It drives me nuts when people litter. One of my biggest pet peeves is when people throw trash out of their car windows while they’re driving. I’m always tempted to honk my horn when I see drivers slyly ditching cigarette butts through their open window. Listen up, people. We see you!
I try to do my part by picking up after myself as well as others. I’ve chased down a crumpled bag or receipt that has flown out of my hand, or I take my empty popcorn bag and candy wrappers with me when I leave a movie theater. This may all stem from a presentation someone gave at my grade school about pandas nearing extinction as they handed out bumper stickers emblazoned with the EPA’s “Protect Our Environment” slogan.
“Shaming” as compliance tactic
For people that didn’t have the “Don’t Litter” message drilled into them when they were growing up, there are new public service campaigns that will hopefully make an impact.
In May, the Chicago Transit Authority launched its new courtesy campaign encouraging bus and rail riders to be considerate of other passengers. The campaign features a series of posters with messages related to the most commonly heard complaints from riders about the behaviors of fellow public transit passengers, i.e. leaving bags on seats, talking loudly on cell phones and littering. The messaging for the latter offense (pictured above) was particularly effective as it showed the interior of a railcar with a passenger literally wading waste deep in trash with the tagline: “Your maid doesn’t work here. Please don’t leave your crap behind.” Awesome!

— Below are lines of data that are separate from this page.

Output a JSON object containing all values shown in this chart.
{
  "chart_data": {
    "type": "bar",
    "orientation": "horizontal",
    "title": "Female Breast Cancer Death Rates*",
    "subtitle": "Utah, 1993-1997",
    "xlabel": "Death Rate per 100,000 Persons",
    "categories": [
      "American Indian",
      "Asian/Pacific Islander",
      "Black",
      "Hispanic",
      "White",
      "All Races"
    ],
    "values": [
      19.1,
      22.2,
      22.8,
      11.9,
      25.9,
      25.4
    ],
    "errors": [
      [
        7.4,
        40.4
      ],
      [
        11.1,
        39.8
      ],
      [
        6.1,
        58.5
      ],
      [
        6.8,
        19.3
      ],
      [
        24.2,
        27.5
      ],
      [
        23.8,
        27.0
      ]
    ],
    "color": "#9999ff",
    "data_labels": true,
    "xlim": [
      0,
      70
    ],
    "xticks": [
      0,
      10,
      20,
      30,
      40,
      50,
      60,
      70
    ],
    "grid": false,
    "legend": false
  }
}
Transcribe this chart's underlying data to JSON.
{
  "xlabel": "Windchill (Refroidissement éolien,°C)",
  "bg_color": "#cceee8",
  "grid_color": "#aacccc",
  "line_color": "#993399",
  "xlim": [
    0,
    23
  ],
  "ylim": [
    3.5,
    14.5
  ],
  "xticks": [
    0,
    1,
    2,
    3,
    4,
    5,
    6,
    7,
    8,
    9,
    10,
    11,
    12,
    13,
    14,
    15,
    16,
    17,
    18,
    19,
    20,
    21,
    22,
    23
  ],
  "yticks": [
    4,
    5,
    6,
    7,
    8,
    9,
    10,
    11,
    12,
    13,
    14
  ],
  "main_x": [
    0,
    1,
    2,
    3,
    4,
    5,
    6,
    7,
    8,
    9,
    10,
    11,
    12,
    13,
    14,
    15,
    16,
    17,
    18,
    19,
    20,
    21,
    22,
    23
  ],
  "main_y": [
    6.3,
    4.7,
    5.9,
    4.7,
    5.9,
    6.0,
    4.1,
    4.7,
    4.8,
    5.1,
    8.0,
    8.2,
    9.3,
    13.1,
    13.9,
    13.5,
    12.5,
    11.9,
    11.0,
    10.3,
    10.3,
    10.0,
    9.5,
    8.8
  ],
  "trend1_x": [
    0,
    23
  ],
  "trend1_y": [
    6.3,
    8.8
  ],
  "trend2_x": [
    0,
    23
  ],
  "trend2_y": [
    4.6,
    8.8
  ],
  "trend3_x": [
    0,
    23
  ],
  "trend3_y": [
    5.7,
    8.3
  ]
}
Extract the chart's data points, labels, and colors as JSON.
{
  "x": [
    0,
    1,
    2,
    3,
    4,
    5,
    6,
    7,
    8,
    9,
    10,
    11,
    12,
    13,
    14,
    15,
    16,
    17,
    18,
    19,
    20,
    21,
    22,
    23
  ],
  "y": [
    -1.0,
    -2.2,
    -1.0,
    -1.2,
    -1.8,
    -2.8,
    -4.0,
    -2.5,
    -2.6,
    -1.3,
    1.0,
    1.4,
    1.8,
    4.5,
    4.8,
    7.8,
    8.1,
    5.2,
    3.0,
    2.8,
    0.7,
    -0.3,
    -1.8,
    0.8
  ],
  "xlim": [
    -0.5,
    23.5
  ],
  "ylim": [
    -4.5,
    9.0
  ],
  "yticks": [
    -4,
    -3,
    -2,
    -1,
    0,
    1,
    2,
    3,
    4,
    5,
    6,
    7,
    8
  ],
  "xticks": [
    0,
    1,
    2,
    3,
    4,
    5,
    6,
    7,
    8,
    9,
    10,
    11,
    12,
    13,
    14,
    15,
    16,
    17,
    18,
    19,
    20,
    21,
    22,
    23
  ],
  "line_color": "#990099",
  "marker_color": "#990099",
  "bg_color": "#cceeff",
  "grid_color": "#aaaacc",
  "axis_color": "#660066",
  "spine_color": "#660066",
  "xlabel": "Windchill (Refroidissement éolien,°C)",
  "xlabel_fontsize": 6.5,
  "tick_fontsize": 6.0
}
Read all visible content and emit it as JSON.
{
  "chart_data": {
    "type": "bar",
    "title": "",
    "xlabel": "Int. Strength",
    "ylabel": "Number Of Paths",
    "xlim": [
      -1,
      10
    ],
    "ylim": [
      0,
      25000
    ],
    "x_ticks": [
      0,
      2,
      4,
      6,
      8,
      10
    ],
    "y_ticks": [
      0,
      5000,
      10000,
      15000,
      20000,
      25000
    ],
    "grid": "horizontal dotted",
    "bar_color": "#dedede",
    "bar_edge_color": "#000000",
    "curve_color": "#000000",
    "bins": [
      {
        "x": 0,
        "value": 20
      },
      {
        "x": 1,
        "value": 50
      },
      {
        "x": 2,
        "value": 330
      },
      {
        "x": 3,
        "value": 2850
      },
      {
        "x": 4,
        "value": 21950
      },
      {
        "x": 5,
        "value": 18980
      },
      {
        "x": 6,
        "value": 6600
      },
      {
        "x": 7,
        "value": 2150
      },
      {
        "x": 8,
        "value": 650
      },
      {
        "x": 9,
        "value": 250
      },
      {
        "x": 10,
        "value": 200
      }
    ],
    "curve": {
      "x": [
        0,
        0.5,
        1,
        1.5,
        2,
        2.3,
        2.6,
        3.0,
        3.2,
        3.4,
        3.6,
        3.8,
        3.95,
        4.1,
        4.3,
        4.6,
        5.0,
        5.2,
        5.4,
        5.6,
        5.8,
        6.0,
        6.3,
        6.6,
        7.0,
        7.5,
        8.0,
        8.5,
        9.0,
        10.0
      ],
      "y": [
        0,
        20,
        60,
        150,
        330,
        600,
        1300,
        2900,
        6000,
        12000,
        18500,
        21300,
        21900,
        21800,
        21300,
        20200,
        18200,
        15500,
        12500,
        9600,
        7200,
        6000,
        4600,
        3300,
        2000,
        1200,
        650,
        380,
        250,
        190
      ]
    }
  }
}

A recent audit of MTA New York City Transit’s (NYCT) subway found cleanliness of the system “woefully inadequate.” I sympathize with the MTA as it must be a tremendous challenge to keep a system of its size litter free. According to the report, NYCT paid $240 million to 2,485 employees to clean and maintain subway stations (from July 2013 to June 2014). It’s too bad public transit agencies have to spend any money at all cleaning up after people, when it could be put to better use, such as helping improve service or keeping fare costs down. It will be interesting to see whether the MTA’s own courtesy campaign, which launched earlier this year, will make a difference.
Using science to catch “perps”
On the extreme end of public shaming to curb littering, a new ad campaign in Hong Kong uses the “DNA lifted from discarded wrappers and other trash to create digital mugshots of the perpetrators, which are then plastered all across the city,” according to Wired magazine. The citywide campaign, entitled “The Face of Litter,” was developed by Ogilvy & Mather Hong Kong (O&MHK) for the Hong Kong CleanUp Initiative, a nonprofit working to bring attention to the necessity of reducing waste.
With a staggering 16,000 tons of waste dumped in Hong Kong every day, the campaign aims to raise awareness of the extent of littering across the city, pinpoint those responsible and encourage people to change their behavior.
To that end, O&MHK targeted key locations in Hong Kong to collect, analyze and create DNA-based visual representative of the person who littered. This was achieved by combining DNA data with other factors, such as demographics based on the type of litter and where it was collected to determine the approximate age of the litterer.
“Litter is such a major problem in Hong Kong and thanks to newly available DNA technology we can now put a face to this anonymous crime and get people to think twice about littering,” said Reed Collins, chief creative officer for O&MHK.
Although it may seem a tad creepy and Orwellian to some, maybe Hong Kong’s litter shaming campaign is something to consider.